Bulk import a list of tables from SQL server to RStudio

50 views Asked by At

I am trying to import a long list of tables into RStudio. I want to be able to paste a list of table names into RStudio and then easily import all of the tables (doing so manually would take a very long time).

I am able to paste the list of table names into R and create a data frame and a vector that is a list of table names in the structure: 'databasename.schemaname.tablename1' etc

When I use dbReadTable to import any single table using the below, it works fine.

table1 <- dbReadTable(conn, SQL('databasename.schemaname.tablename1'))

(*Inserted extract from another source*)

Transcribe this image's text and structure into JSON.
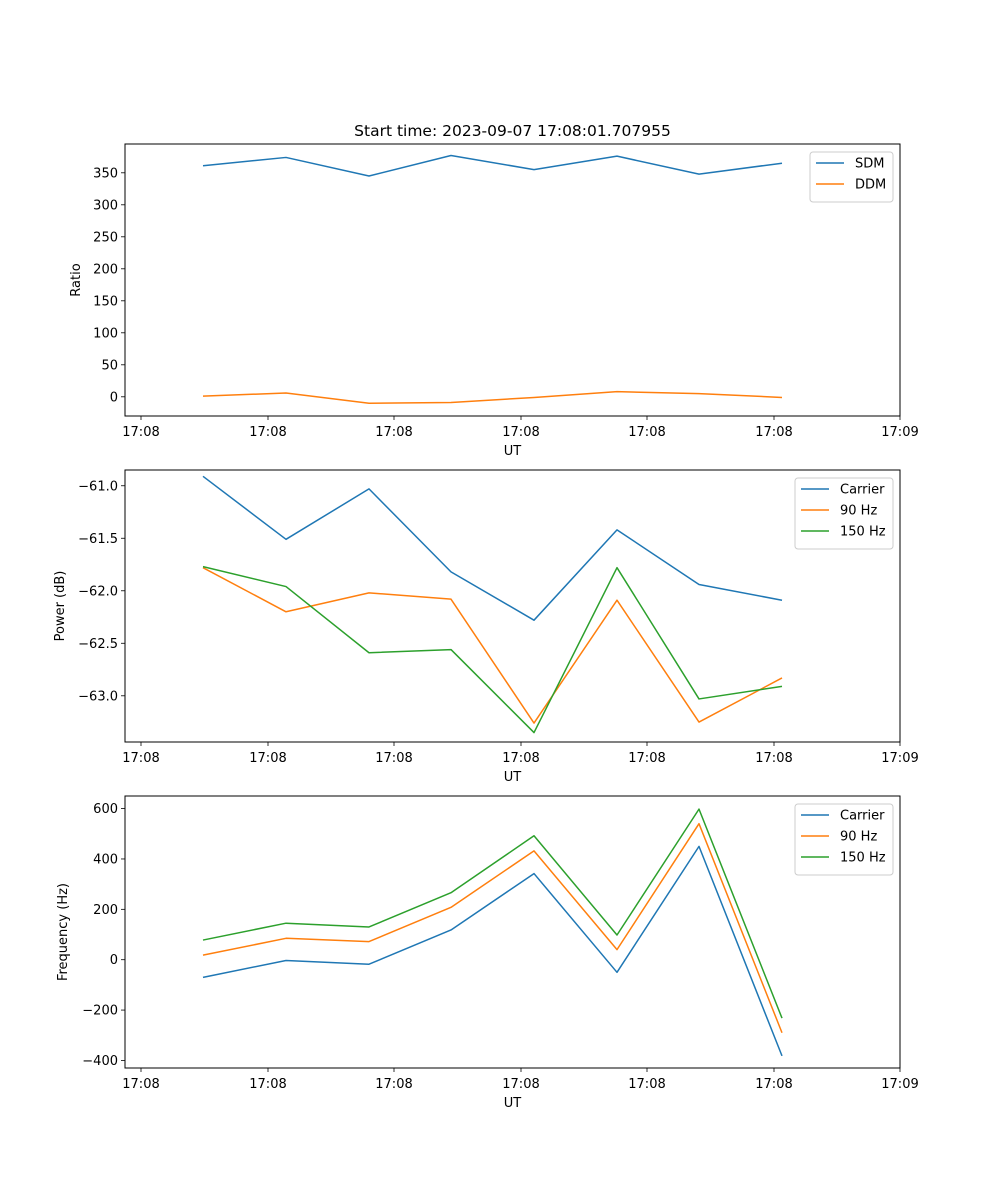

I have tried writing a for loop and a function using dbReadTable() to do this for all tables in the list (input_list, a character vector of length n), which I would like to import into objects with the same name. However, I run into errors. This is what I have tried:

Version 1

# v1
# create a function to bulk import from SQL
bulk_sql_import <- function(t_list) {
  for(i in seq_along(t_list)) {
    dbReadTable(conn, 
                SQL(get(t_list[i])))
  }
}
# use the function
bulk_sql_import(input_list)

#Error in h(simpleError(msg, call)) : 
#  error in evaluating the argument 'name' in selecting a method for function 'dbReadTable': invalid first argument

Version 2

v2
# create a function to bulk import from SQL
bulk_sql_import2 <- function(t_list) {
  for(i in seq_along(t_list)) {
    get(t_list[i]) <- dbReadTable(conn, 
                                  SQL(get(t_list[i])))
  }
}
# use the function
bulk_sql_import2(input_list)

#Error in h(simpleError(msg, call)) : 
#  error in evaluating the argument 'name' in selecting a method for function 'dbReadTable': object 'databasename.schemaname.tablename1' not found

This last error is confusing as the table can be found by dbReadTable() normally.

Any help would be greatly appreciated!

Thanks :)

1

There are 1 answers

0
r2evans On
  1. get(..) <- ... isn't a thing. assign is the way to do that, but ... generally using get/assign are not indicators of solid workflows. Generally it is better to work with a list of frames. (Functions that rely on this break the popular and effective "functional paradigm", where functions return things and do not invoke side effect.)

  2. Realize that even if we do assign(get(t_list[i]), dbReadTable(..)) here, it is here, as in "in this function", not in the calling environment. You need to store it in the environment of the calling environment. We'll use envir=parent.frame() in the function definition to remedy this.

  3. More-so in functional programming, your function should never break "scope" and expect a variable to be available that is not explicitly passed to it. Here, conn is mysteriously used without definition. It's bad practice to assume it in the calling environment, much safer to have it passed explicitly (perhaps with a default value) by the caller.

  4. Here's the final thing: you are trying to get(t_list[i]), which means to "find the local variable that is named this" ... but there is no local variable yet, so it will fail with object '**' not found.

As a first cut, this should work for you:

dbfun <- function(conn, vec, envir = parent.frame()) {
  for (i in seq_along(vec)) {
    ret <- dbReadTable(conn, SQL(vec[i]))
    assign(vec[i], ret, envir = envir)
  }
}

I'll spend a moment to evolve this a little, in a way that makes it a bit more programmatic, flexible, and robust. For instance, we don't need to count with i, we just need names; lapply is a little more canonical here, though admittedly it doesn't add a lot but is often a preferred way of doing things in R (and is in alignment with the "list of frames" concept I mentioned earlier).

dbfun2 <- function(conn, vec, envir = parent.frame()) {
  stopifnot(is.null(envir) || inherits(envir, "environment"))
  out <- lapply(setNames(nm = vec), function(tb) {
    ret <- tryCatch(
      dbReadTable(conn, SQL(tb)),
      error = function(e) conditionMessage(e))
    if (!is.null(envir)) assign(tb, ret, envir = envir)
    ret
  })
  invisible(out)
}

# your default, assigning objects to the calling environment
dbfun2(conn, vec_of_table_names)

# similar, but now also accessible as `ret[["db.schm.tablename"]]`, etc
ret <- dbfun2(conn, vec_of_table_names)

# list of frames, no side-effect
ret <- dbfun2(conn, vec_of_table_names, envir = NULL)

Improvements:

  • use envir=NULL if/when you want it to just return, not assign
  • always return a list of frames, using invisible(.) so that if you just call it by itself, it will not trash your console
  • tryCatch so that if one table fails, it will continue; the error text is included in place of the table (as a character string); there are many other ways to approach this, some subjective, feel free to explore this space

Personally, I would set the default to envir=NULL and require that the user explicitly elect side-effect by calling it as

dbfun2(conn, vec_of_table_names, envir = environment())

to indicate the intent to store it in the current (calling) environment.